C’est là le bilan sans appel fait par le Panel international des ressources travaillant sous l’égide des Nations Unies dans son récent rapport sur les Perspectives des ressources mondiales 2019.
En 2017, l’humanité a extrait 92 milliards de tonnes de l’environnement, soit l’équivalent de près de 9 millions de Tour Eiffel en une année ! Un chiffre qui donne le vertige… et qui devrait encore augmenter à l’avenir pour atteindre 190 milliards de tonnes en 2060 si la tendance se poursuivait.
Trois chiffres supplémentaires illustrent la tendance :
•L’extraction de combustibles fossiles, pour sa part, a été multipliée par 2,5 depuis 1970 pour atteindre 15 milliards de tonnes par an, soit l’équivalent de plus de 30 000 cargaisons du TI Europe, le plus grand navire pétrolier du monde.
•L’extraction de biomasse est passée de 9 à 24 milliards de tonnes par an, soit en 2017 l’équivalent d’environ 31 fois la production mondiale totale de riz.
•La quantité d’eau utilisée a augmenté de 2 500 à 3 900 km3 par an, soit l’équivalent de 40 fois le contenu en eau du Lac de Genève en 2017.
Cette voracité est en partie due au fait que l’humanité a favorisé l’amélioration de la productivité du travail plutôt que l’efficacité de l’utilisation des ressources naturelles.
L’alimentation se trouve pointée du doigt dans le rapport dans la mesure où ce sont notre agriculture et notre alimentation qui sont les principales sources de perte de biodiversité et de stress sur les ressources en eau. Cela confirme ce qui a déjà été affirmé à plusieurs reprises par lafaimexpliquee.org.

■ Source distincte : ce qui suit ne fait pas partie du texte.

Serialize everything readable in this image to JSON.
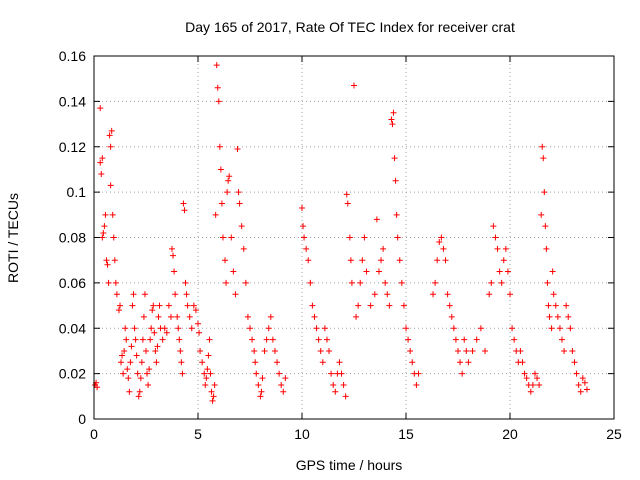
{
  "chart_data": {
    "type": "scatter",
    "title": "Day 165 of 2017, Rate Of TEC Index for receiver crat",
    "xlabel": "GPS time / hours",
    "ylabel": "ROTI / TECUs",
    "xlim": [
      0,
      25
    ],
    "ylim": [
      0,
      0.16
    ],
    "xticks": [
      0,
      5,
      10,
      15,
      20,
      25
    ],
    "yticks": [
      0,
      0.02,
      0.04,
      0.06,
      0.08,
      0.1,
      0.12,
      0.14,
      0.16
    ],
    "grid": true,
    "legend": "none",
    "marker": "plus",
    "color": "#ff0000",
    "series": [
      {
        "points": [
          [
            0.05,
            0.015
          ],
          [
            0.1,
            0.016
          ],
          [
            0.15,
            0.014
          ],
          [
            0.3,
            0.137
          ],
          [
            0.3,
            0.113
          ],
          [
            0.35,
            0.108
          ],
          [
            0.4,
            0.115
          ],
          [
            0.4,
            0.08
          ],
          [
            0.45,
            0.082
          ],
          [
            0.5,
            0.085
          ],
          [
            0.55,
            0.09
          ],
          [
            0.6,
            0.07
          ],
          [
            0.65,
            0.068
          ],
          [
            0.7,
            0.06
          ],
          [
            0.75,
            0.125
          ],
          [
            0.8,
            0.12
          ],
          [
            0.85,
            0.127
          ],
          [
            0.8,
            0.103
          ],
          [
            0.9,
            0.09
          ],
          [
            0.95,
            0.08
          ],
          [
            1.0,
            0.07
          ],
          [
            1.05,
            0.06
          ],
          [
            1.1,
            0.055
          ],
          [
            1.2,
            0.048
          ],
          [
            1.25,
            0.05
          ],
          [
            1.3,
            0.025
          ],
          [
            1.35,
            0.028
          ],
          [
            1.4,
            0.02
          ],
          [
            1.45,
            0.03
          ],
          [
            1.5,
            0.04
          ],
          [
            1.55,
            0.035
          ],
          [
            1.6,
            0.022
          ],
          [
            1.65,
            0.018
          ],
          [
            1.7,
            0.012
          ],
          [
            1.75,
            0.025
          ],
          [
            1.8,
            0.032
          ],
          [
            1.85,
            0.05
          ],
          [
            1.9,
            0.055
          ],
          [
            1.95,
            0.04
          ],
          [
            2.0,
            0.035
          ],
          [
            2.05,
            0.028
          ],
          [
            2.1,
            0.02
          ],
          [
            2.15,
            0.01
          ],
          [
            2.2,
            0.012
          ],
          [
            2.25,
            0.018
          ],
          [
            2.3,
            0.025
          ],
          [
            2.35,
            0.035
          ],
          [
            2.4,
            0.045
          ],
          [
            2.45,
            0.055
          ],
          [
            2.5,
            0.03
          ],
          [
            2.55,
            0.02
          ],
          [
            2.6,
            0.015
          ],
          [
            2.65,
            0.022
          ],
          [
            2.7,
            0.035
          ],
          [
            2.75,
            0.04
          ],
          [
            2.8,
            0.048
          ],
          [
            2.85,
            0.05
          ],
          [
            2.9,
            0.038
          ],
          [
            2.95,
            0.03
          ],
          [
            3.0,
            0.025
          ],
          [
            3.05,
            0.032
          ],
          [
            3.1,
            0.045
          ],
          [
            3.15,
            0.05
          ],
          [
            3.2,
            0.04
          ],
          [
            3.3,
            0.035
          ],
          [
            3.4,
            0.04
          ],
          [
            3.5,
            0.038
          ],
          [
            3.6,
            0.05
          ],
          [
            3.7,
            0.045
          ],
          [
            3.75,
            0.075
          ],
          [
            3.8,
            0.072
          ],
          [
            3.85,
            0.065
          ],
          [
            3.9,
            0.055
          ],
          [
            4.0,
            0.045
          ],
          [
            4.05,
            0.04
          ],
          [
            4.1,
            0.035
          ],
          [
            4.15,
            0.03
          ],
          [
            4.2,
            0.025
          ],
          [
            4.25,
            0.02
          ],
          [
            4.3,
            0.095
          ],
          [
            4.35,
            0.092
          ],
          [
            4.4,
            0.06
          ],
          [
            4.45,
            0.055
          ],
          [
            4.5,
            0.05
          ],
          [
            4.6,
            0.045
          ],
          [
            4.7,
            0.04
          ],
          [
            4.8,
            0.05
          ],
          [
            4.9,
            0.048
          ],
          [
            5.0,
            0.042
          ],
          [
            5.05,
            0.038
          ],
          [
            5.1,
            0.03
          ],
          [
            5.2,
            0.025
          ],
          [
            5.3,
            0.02
          ],
          [
            5.35,
            0.015
          ],
          [
            5.4,
            0.018
          ],
          [
            5.45,
            0.022
          ],
          [
            5.5,
            0.028
          ],
          [
            5.55,
            0.035
          ],
          [
            5.6,
            0.02
          ],
          [
            5.65,
            0.012
          ],
          [
            5.7,
            0.008
          ],
          [
            5.75,
            0.01
          ],
          [
            5.8,
            0.015
          ],
          [
            5.85,
            0.09
          ],
          [
            5.9,
            0.156
          ],
          [
            5.95,
            0.146
          ],
          [
            6.0,
            0.14
          ],
          [
            6.05,
            0.12
          ],
          [
            6.1,
            0.11
          ],
          [
            6.15,
            0.095
          ],
          [
            6.2,
            0.08
          ],
          [
            6.3,
            0.07
          ],
          [
            6.35,
            0.06
          ],
          [
            6.4,
            0.1
          ],
          [
            6.45,
            0.105
          ],
          [
            6.5,
            0.107
          ],
          [
            6.6,
            0.08
          ],
          [
            6.7,
            0.065
          ],
          [
            6.8,
            0.055
          ],
          [
            6.9,
            0.119
          ],
          [
            6.95,
            0.1
          ],
          [
            7.0,
            0.095
          ],
          [
            7.1,
            0.085
          ],
          [
            7.2,
            0.075
          ],
          [
            7.3,
            0.06
          ],
          [
            7.4,
            0.045
          ],
          [
            7.5,
            0.04
          ],
          [
            7.6,
            0.035
          ],
          [
            7.7,
            0.03
          ],
          [
            7.75,
            0.025
          ],
          [
            7.8,
            0.02
          ],
          [
            7.9,
            0.015
          ],
          [
            8.0,
            0.01
          ],
          [
            8.05,
            0.012
          ],
          [
            8.1,
            0.018
          ],
          [
            8.2,
            0.03
          ],
          [
            8.3,
            0.035
          ],
          [
            8.4,
            0.04
          ],
          [
            8.5,
            0.045
          ],
          [
            8.6,
            0.035
          ],
          [
            8.7,
            0.03
          ],
          [
            8.8,
            0.025
          ],
          [
            8.9,
            0.02
          ],
          [
            9.0,
            0.015
          ],
          [
            9.1,
            0.012
          ],
          [
            9.2,
            0.018
          ],
          [
            10.0,
            0.093
          ],
          [
            10.05,
            0.085
          ],
          [
            10.1,
            0.08
          ],
          [
            10.2,
            0.075
          ],
          [
            10.3,
            0.07
          ],
          [
            10.4,
            0.06
          ],
          [
            10.5,
            0.05
          ],
          [
            10.6,
            0.045
          ],
          [
            10.7,
            0.04
          ],
          [
            10.8,
            0.035
          ],
          [
            10.9,
            0.03
          ],
          [
            11.0,
            0.025
          ],
          [
            11.1,
            0.04
          ],
          [
            11.2,
            0.035
          ],
          [
            11.3,
            0.03
          ],
          [
            11.4,
            0.02
          ],
          [
            11.5,
            0.015
          ],
          [
            11.6,
            0.012
          ],
          [
            11.7,
            0.02
          ],
          [
            11.8,
            0.025
          ],
          [
            11.9,
            0.02
          ],
          [
            12.0,
            0.015
          ],
          [
            12.1,
            0.01
          ],
          [
            12.15,
            0.099
          ],
          [
            12.2,
            0.095
          ],
          [
            12.3,
            0.08
          ],
          [
            12.35,
            0.07
          ],
          [
            12.4,
            0.06
          ],
          [
            12.5,
            0.147
          ],
          [
            12.6,
            0.045
          ],
          [
            12.7,
            0.05
          ],
          [
            12.8,
            0.06
          ],
          [
            12.9,
            0.07
          ],
          [
            13.0,
            0.08
          ],
          [
            13.1,
            0.065
          ],
          [
            13.3,
            0.05
          ],
          [
            13.5,
            0.055
          ],
          [
            13.6,
            0.088
          ],
          [
            13.7,
            0.065
          ],
          [
            13.8,
            0.07
          ],
          [
            13.9,
            0.075
          ],
          [
            14.0,
            0.06
          ],
          [
            14.1,
            0.055
          ],
          [
            14.2,
            0.05
          ],
          [
            14.3,
            0.132
          ],
          [
            14.35,
            0.13
          ],
          [
            14.4,
            0.135
          ],
          [
            14.45,
            0.115
          ],
          [
            14.5,
            0.105
          ],
          [
            14.55,
            0.09
          ],
          [
            14.6,
            0.08
          ],
          [
            14.7,
            0.07
          ],
          [
            14.8,
            0.06
          ],
          [
            14.9,
            0.05
          ],
          [
            15.0,
            0.04
          ],
          [
            15.1,
            0.035
          ],
          [
            15.2,
            0.03
          ],
          [
            15.3,
            0.025
          ],
          [
            15.4,
            0.02
          ],
          [
            15.5,
            0.015
          ],
          [
            15.6,
            0.02
          ],
          [
            16.3,
            0.055
          ],
          [
            16.4,
            0.06
          ],
          [
            16.5,
            0.07
          ],
          [
            16.6,
            0.078
          ],
          [
            16.7,
            0.08
          ],
          [
            16.8,
            0.075
          ],
          [
            16.9,
            0.07
          ],
          [
            17.0,
            0.055
          ],
          [
            17.1,
            0.05
          ],
          [
            17.2,
            0.045
          ],
          [
            17.3,
            0.04
          ],
          [
            17.4,
            0.035
          ],
          [
            17.5,
            0.03
          ],
          [
            17.6,
            0.025
          ],
          [
            17.7,
            0.02
          ],
          [
            17.8,
            0.035
          ],
          [
            17.9,
            0.03
          ],
          [
            18.0,
            0.025
          ],
          [
            18.2,
            0.03
          ],
          [
            18.4,
            0.035
          ],
          [
            18.6,
            0.04
          ],
          [
            18.8,
            0.03
          ],
          [
            19.0,
            0.055
          ],
          [
            19.1,
            0.06
          ],
          [
            19.2,
            0.085
          ],
          [
            19.3,
            0.08
          ],
          [
            19.4,
            0.075
          ],
          [
            19.5,
            0.065
          ],
          [
            19.6,
            0.06
          ],
          [
            19.7,
            0.07
          ],
          [
            19.8,
            0.075
          ],
          [
            19.9,
            0.065
          ],
          [
            20.0,
            0.055
          ],
          [
            20.1,
            0.04
          ],
          [
            20.2,
            0.035
          ],
          [
            20.3,
            0.03
          ],
          [
            20.4,
            0.025
          ],
          [
            20.5,
            0.03
          ],
          [
            20.6,
            0.025
          ],
          [
            20.7,
            0.02
          ],
          [
            20.8,
            0.018
          ],
          [
            20.9,
            0.015
          ],
          [
            21.0,
            0.012
          ],
          [
            21.1,
            0.015
          ],
          [
            21.2,
            0.02
          ],
          [
            21.3,
            0.018
          ],
          [
            21.4,
            0.015
          ],
          [
            21.5,
            0.09
          ],
          [
            21.55,
            0.12
          ],
          [
            21.6,
            0.115
          ],
          [
            21.65,
            0.1
          ],
          [
            21.7,
            0.085
          ],
          [
            21.75,
            0.075
          ],
          [
            21.8,
            0.06
          ],
          [
            21.85,
            0.05
          ],
          [
            21.9,
            0.045
          ],
          [
            22.0,
            0.04
          ],
          [
            22.05,
            0.065
          ],
          [
            22.1,
            0.055
          ],
          [
            22.2,
            0.05
          ],
          [
            22.3,
            0.045
          ],
          [
            22.4,
            0.04
          ],
          [
            22.5,
            0.035
          ],
          [
            22.6,
            0.03
          ],
          [
            22.7,
            0.05
          ],
          [
            22.8,
            0.045
          ],
          [
            22.9,
            0.04
          ],
          [
            23.0,
            0.03
          ],
          [
            23.1,
            0.025
          ],
          [
            23.2,
            0.02
          ],
          [
            23.3,
            0.015
          ],
          [
            23.4,
            0.012
          ],
          [
            23.5,
            0.018
          ],
          [
            23.6,
            0.016
          ],
          [
            23.7,
            0.013
          ]
        ]
      }
    ]
  }
}
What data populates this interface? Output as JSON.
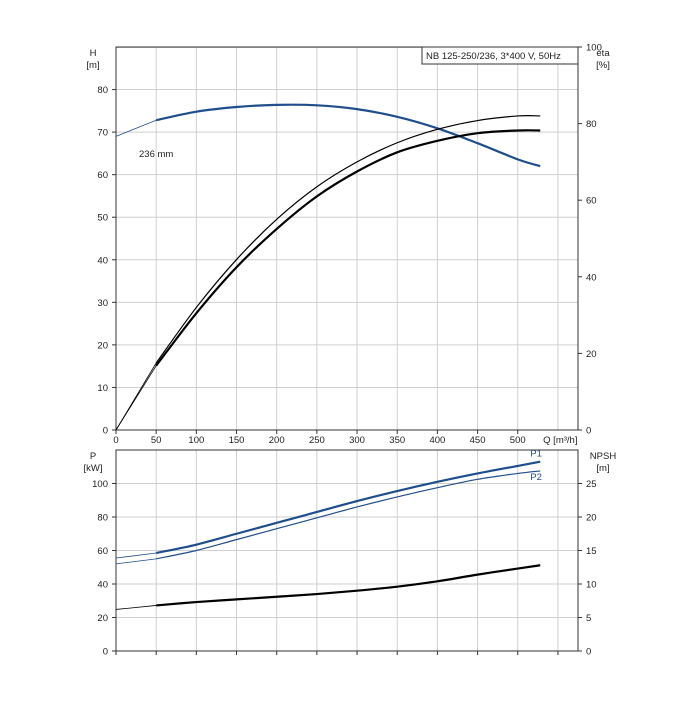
{
  "chart_data": [
    {
      "id": "head_efficiency",
      "type": "line",
      "title_box": "NB 125-250/236, 3*400 V, 50Hz",
      "ylabel_left": "H",
      "ylabel_left_unit": "[m]",
      "ylabel_right": "eta",
      "ylabel_right_unit": "[%]",
      "xlabel": "Q [m³/h]",
      "x_ticks": [
        "0",
        "50",
        "100",
        "150",
        "200",
        "250",
        "300",
        "350",
        "400",
        "450",
        "500"
      ],
      "y_ticks_left": [
        "0",
        "10",
        "20",
        "30",
        "40",
        "50",
        "60",
        "70",
        "80"
      ],
      "y_ticks_right": [
        "0",
        "20",
        "40",
        "60",
        "80",
        "100"
      ],
      "xlim": [
        0,
        575
      ],
      "ylim_left": [
        0,
        90
      ],
      "ylim_right": [
        0,
        100
      ],
      "grid": true,
      "annotation": "236 mm",
      "series": [
        {
          "color": "#1f4e8c",
          "axis": "left",
          "x": [
            0,
            50,
            100,
            150,
            200,
            250,
            300,
            350,
            400,
            450,
            500,
            528
          ],
          "y": [
            69,
            72.8,
            74.8,
            75.9,
            76.4,
            76.3,
            75.4,
            73.6,
            70.9,
            67.4,
            63.6,
            62
          ]
        },
        {
          "color": "#000000",
          "axis": "right",
          "x": [
            0,
            50,
            100,
            150,
            200,
            250,
            300,
            350,
            400,
            450,
            500,
            528
          ],
          "y": [
            0,
            17.5,
            32,
            44.5,
            55,
            63.5,
            70,
            75,
            78.5,
            80.8,
            82,
            82
          ]
        },
        {
          "color": "#000000",
          "axis": "right",
          "x": [
            0,
            50,
            100,
            150,
            200,
            250,
            300,
            350,
            400,
            450,
            500,
            528
          ],
          "y": [
            0,
            16.8,
            30.5,
            42.5,
            52.5,
            61,
            67.5,
            72.5,
            75.5,
            77.5,
            78.2,
            78.2
          ]
        }
      ]
    },
    {
      "id": "power_npsh",
      "type": "line",
      "ylabel_left": "P",
      "ylabel_left_unit": "[kW]",
      "ylabel_right": "NPSH",
      "ylabel_right_unit": "[m]",
      "y_ticks_left": [
        "0",
        "20",
        "40",
        "60",
        "80",
        "100"
      ],
      "y_ticks_right": [
        "0",
        "5",
        "10",
        "15",
        "20",
        "25"
      ],
      "xlim": [
        0,
        575
      ],
      "ylim_left": [
        0,
        120
      ],
      "ylim_right": [
        0,
        30
      ],
      "grid": true,
      "series": [
        {
          "name": "P1",
          "color": "#1f4e8c",
          "axis": "left",
          "x": [
            0,
            50,
            100,
            150,
            200,
            250,
            300,
            350,
            400,
            450,
            500,
            528
          ],
          "y": [
            55.5,
            58.5,
            63.5,
            70,
            76.5,
            83,
            89.5,
            95.5,
            101,
            106,
            110.5,
            113
          ]
        },
        {
          "name": "P2",
          "color": "#1f4e8c",
          "axis": "left",
          "x": [
            0,
            50,
            100,
            150,
            200,
            250,
            300,
            350,
            400,
            450,
            500,
            528
          ],
          "y": [
            52,
            55,
            60,
            66.5,
            73,
            79.5,
            86,
            92,
            97.5,
            102.5,
            106,
            107.5
          ]
        },
        {
          "color": "#000000",
          "axis": "right",
          "x": [
            0,
            50,
            100,
            150,
            200,
            250,
            300,
            350,
            400,
            450,
            500,
            528
          ],
          "y": [
            6.2,
            6.8,
            7.3,
            7.7,
            8.1,
            8.5,
            9.0,
            9.6,
            10.4,
            11.4,
            12.3,
            12.8
          ]
        }
      ]
    }
  ]
}
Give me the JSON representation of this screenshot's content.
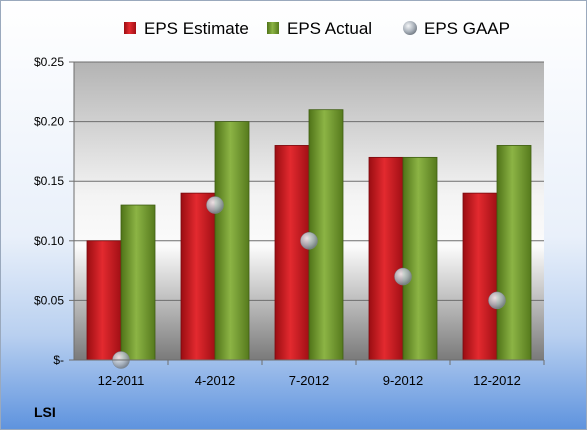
{
  "chart_data": {
    "type": "bar",
    "title": "",
    "company": "LSI",
    "categories": [
      "12-2011",
      "4-2012",
      "7-2012",
      "9-2012",
      "12-2012"
    ],
    "series": [
      {
        "name": "EPS Estimate",
        "kind": "bar",
        "color": "#c8141c",
        "values": [
          0.1,
          0.14,
          0.18,
          0.17,
          0.14
        ]
      },
      {
        "name": "EPS Actual",
        "kind": "bar",
        "color": "#6f9a2a",
        "values": [
          0.13,
          0.2,
          0.21,
          0.17,
          0.18
        ]
      },
      {
        "name": "EPS GAAP",
        "kind": "marker",
        "color": "#a9b3bf",
        "values": [
          0.0,
          0.13,
          0.1,
          0.07,
          0.05
        ]
      }
    ],
    "y_ticks": [
      {
        "value": 0.25,
        "label": "$0.25"
      },
      {
        "value": 0.2,
        "label": "$0.20"
      },
      {
        "value": 0.15,
        "label": "$0.15"
      },
      {
        "value": 0.1,
        "label": "$0.10"
      },
      {
        "value": 0.05,
        "label": "$0.05"
      },
      {
        "value": 0,
        "label": "$-"
      }
    ],
    "ylim": [
      0,
      0.25
    ],
    "grid": true,
    "legend_position": "top"
  }
}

Si l’on considère les impacts mesurés par habitant dans les régions, l’Amérique du Nord est la championne du monde des gaz à effets de serre, suivie de près par l’Europe, alors que l’Amérique Latine est la championne de la dégradation de la biodiversité et l’Asie de l’Ouest (Proche Orient) la championne du stress hydrique. L’Asie et Pacifique et l’Afrique sont les régions où les impacts par habitant sont tous inférieurs à la moyenne mondiale.
Le rapport souligne qu’il s’agira de mettre en œuvre des mesures très énergiques, concertées et urgentes pour freiner et inverser la tendance, car il va sans dire que la poursuite de la tendance actuelle mènerait à la catastrophe.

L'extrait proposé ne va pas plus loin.